2) let @ = tan<SUP>-1</SUP>(5/12)
tan@ = 5/12

let b = cos<SUP>-1</SUP>(5/13)
cos b = 5/13
tan b = 12/5 using the triangle method suggested by Pupzrollin

(note that tan<SUP>-1</SUP> (12/5) = cos<SUP>-1</SUP>(5/13) =b)

tan (@+b) = [(5/12)+(12/5)]/[1-(5/12)(12/5)]

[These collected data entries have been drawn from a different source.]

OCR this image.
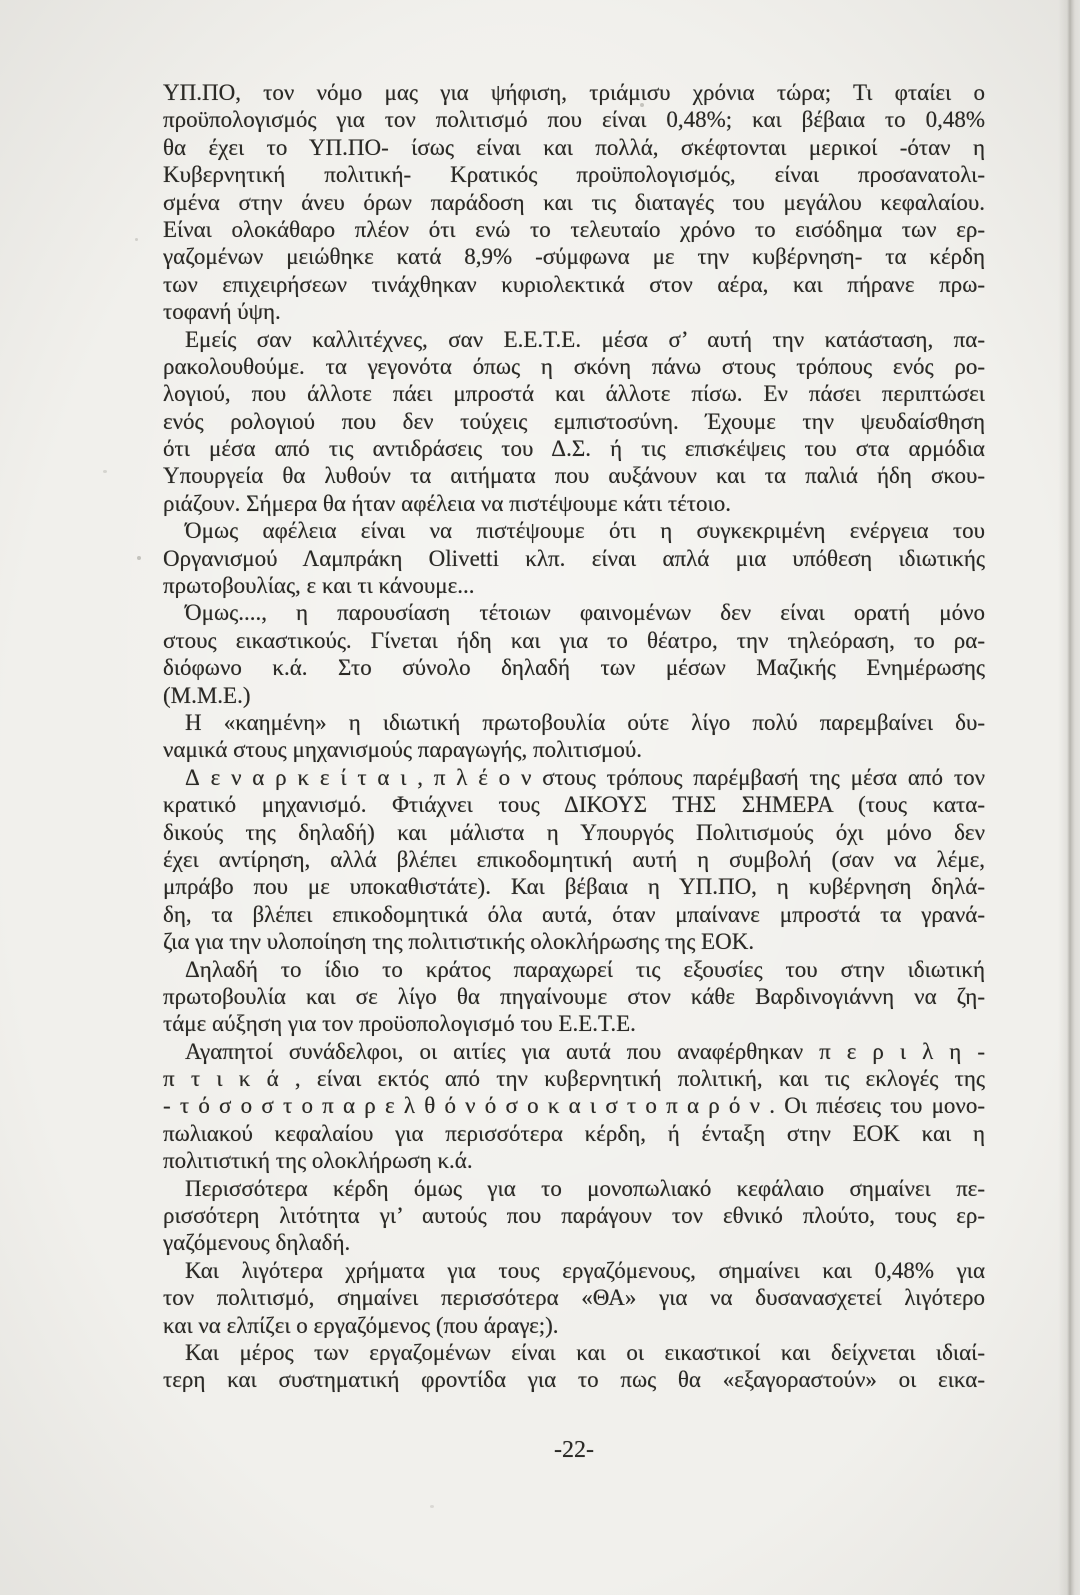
ΥΠ.ΠΟ, τον νόμο μας για ψήφιση, τριάμισυ χρόνια τώρα; Τι φταίει ο
προϋπολογισμός για τον πολιτισμό που είναι 0,48%; και βέβαια το 0,48%
θα έχει το ΥΠ.ΠΟ- ίσως είναι και πολλά, σκέφτονται μερικοί -όταν η
Κυβερνητική πολιτική- Κρατικός προϋπολογισμός, είναι προσανατολι-
σμένα στην άνευ όρων παράδοση και τις διαταγές του μεγάλου κεφαλαίου.
Είναι ολοκάθαρο πλέον ότι ενώ το τελευταίο χρόνο το εισόδημα των ερ-
γαζομένων μειώθηκε κατά 8,9% -σύμφωνα με την κυβέρνηση- τα κέρδη
των επιχειρήσεων τινάχθηκαν κυριολεκτικά στον αέρα, και πήρανε πρω-
τοφανή ύψη.
Εμείς σαν καλλιτέχνες, σαν Ε.Ε.Τ.Ε. μέσα σ’ αυτή την κατάσταση, πα-
ρακολουθούμε. τα γεγονότα όπως η σκόνη πάνω στους τρόπους ενός ρο-
λογιού, που άλλοτε πάει μπροστά και άλλοτε πίσω. Εν πάσει περιπτώσει
ενός ρολογιού που δεν τούχεις εμπιστοσύνη. Έχουμε την ψευδαίσθηση
ότι μέσα από τις αντιδράσεις του Δ.Σ. ή τις επισκέψεις του στα αρμόδια
Υπουργεία θα λυθούν τα αιτήματα που αυξάνουν και τα παλιά ήδη σκου-
ριάζουν. Σήμερα θα ήταν αφέλεια να πιστέψουμε κάτι τέτοιο.
Όμως αφέλεια είναι να πιστέψουμε ότι η συγκεκριμένη ενέργεια του
Οργανισμού Λαμπράκη Olivetti κλπ. είναι απλά μια υπόθεση ιδιωτικής
πρωτοβουλίας, ε και τι κάνουμε...
Όμως...., η παρουσίαση τέτοιων φαινομένων δεν είναι ορατή μόνο
στους εικαστικούς. Γίνεται ήδη και για το θέατρο, την τηλεόραση, το ρα-
διόφωνο κ.ά. Στο σύνολο δηλαδή των μέσων Μαζικής Ενημέρωσης
(Μ.Μ.Ε.)
Η «καημένη» η ιδιωτική πρωτοβουλία ούτε λίγο πολύ παρεμβαίνει δυ-
ναμικά στους μηχανισμούς παραγωγής, πολιτισμού.
Δ ε ν α ρ κ ε ί τ α ι , π λ έ ο ν στους τρόπους παρέμβασή της μέσα από τον
κρατικό μηχανισμό. Φτιάχνει τους ΔΙΚΟΥΣ ΤΗΣ ΣΗΜΕΡΑ (τους κατα-
δικούς της δηλαδή) και μάλιστα η Υπουργός Πολιτισμούς όχι μόνο δεν
έχει αντίρηση, αλλά βλέπει επικοδομητική αυτή η συμβολή (σαν να λέμε,
μπράβο που με υποκαθιστάτε). Και βέβαια η ΥΠ.ΠΟ, η κυβέρνηση δηλά-
δη, τα βλέπει επικοδομητικά όλα αυτά, όταν μπαίνανε μπροστά τα γρανά-
ζια για την υλοποίηση της πολιτιστικής ολοκλήρωσης της ΕΟΚ.
Δηλαδή το ίδιο το κράτος παραχωρεί τις εξουσίες του στην ιδιωτική
πρωτοβουλία και σε λίγο θα πηγαίνουμε στον κάθε Βαρδινογιάννη να ζη-
τάμε αύξηση για τον προϋοπολογισμό του Ε.Ε.Τ.Ε.
Αγαπητοί συνάδελφοι, οι αιτίες για αυτά που αναφέρθηκαν π ε ρ ι λ η -
π τ ι κ ά , είναι εκτός από την κυβερνητική πολιτική, και τις εκλογές της
- τ ό σ ο σ τ ο π α ρ ε λ θ ό ν ό σ ο κ α ι σ τ ο π α ρ ό ν . Οι πιέσεις του μονο-
πωλιακού κεφαλαίου για περισσότερα κέρδη, ή ένταξη στην ΕΟΚ και η
πολιτιστική της ολοκλήρωση κ.ά.
Περισσότερα κέρδη όμως για το μονοπωλιακό κεφάλαιο σημαίνει πε-
ρισσότερη λιτότητα γι’ αυτούς που παράγουν τον εθνικό πλούτο, τους ερ-
γαζόμενους δηλαδή.
Και λιγότερα χρήματα για τους εργαζόμενους, σημαίνει και 0,48% για
τον πολιτισμό, σημαίνει περισσότερα «ΘΑ» για να δυσανασχετεί λιγότερο
και να ελπίζει ο εργαζόμενος (που άραγε;).
Και μέρος των εργαζομένων είναι και οι εικαστικοί και δείχνεται ιδιαί-
τερη και συστηματική φροντίδα για το πως θα «εξαγοραστούν» οι εικα-
-22-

(note that the denominator is 0 and so tan (@+b) = infinite)

hence @+b = pi/2
so tan<SUP>-1</SUP>(5/12) + cos<SUP>-1</SUP>(5/13) = pi/2

3) let @ = sin<SUP>-1</SUP>(5/13) and b = sin<SUP>-1</SUP>(4/5), then use compound angles

you should have a go at the rest, they follow similar procedures.

 

[cutemouse]

Thanks Trebla, I actually updated by post while you were posting yours, so could you please do Q1 for me please?

Thanks alot

 

[Trebla]

Edited

 

[cutemouse]

Thank you Trebla,

Just one quick question though, in Q1 where did you get (x - π/4) from?

 

[Trebla]

Thank you Trebla,

Just one quick question though, in Q1 where did you get (x - π/4) from?

I used a pre-existing result of compound angles out of the blue.
tan (x - π/4) = (tan x - tan π/4) / (1 + tan x.tan π/4)

 

[cutemouse]

I see... Is there a list of these results that would be good to remember? And what relevance does that result have to the question? Please excuse my ignorance

EDIT: I see the relevance, but please let me know if there are a list of results to remember. Thanks

 

[Trebla]

There really isn't a result to remember as such. It's just something you can come up with which helps you forecast the method to the answer. It's something that comes with practice.

So in the specific question there's a π/4, so that has to come from somewhere and it's a nuisance to use two variables so you need the other inverse tan expresion in terms of x (the original variable you allowed) somehow. It turns out the compound angle formula conveniently provides that.

 

[Timothy.Siu]

lol, for those ones are u allowed to just tan both sides? hmm coz thats wat i did when i did them but i'm sure if ur allowed to.

 

[Trebla]

lol, for those ones are u allowed to just tan both sides? hmm coz thats wat i did when i did them but i'm sure if ur allowed to.

Doesn't that mean you've assumed the result you are trying to prove?

 

[Timothy.Siu]

probably,

like for this one

the Q is 1) tan^-14 - tan^-1(3/5) = pi/4

i say, tan[tan^-14 - tan^-1(3/5)]=[working out]=tan pi/4
and , then i say therefore tan^-14 - tan^-1(3/5) = pi/4

 

[Trebla]

probably,

like for this one

the Q is 1) tan^-14 - tan^-1(3/5) = pi/4

i say, tan[tan^-14 - tan^-1(3/5)]=[working out]=tan pi/4
and , then i say therefore tan^-14 - tan^-1(3/5) = pi/4

In that case, as long as you go from LHS --> RHS without assuming the result, it should be fine.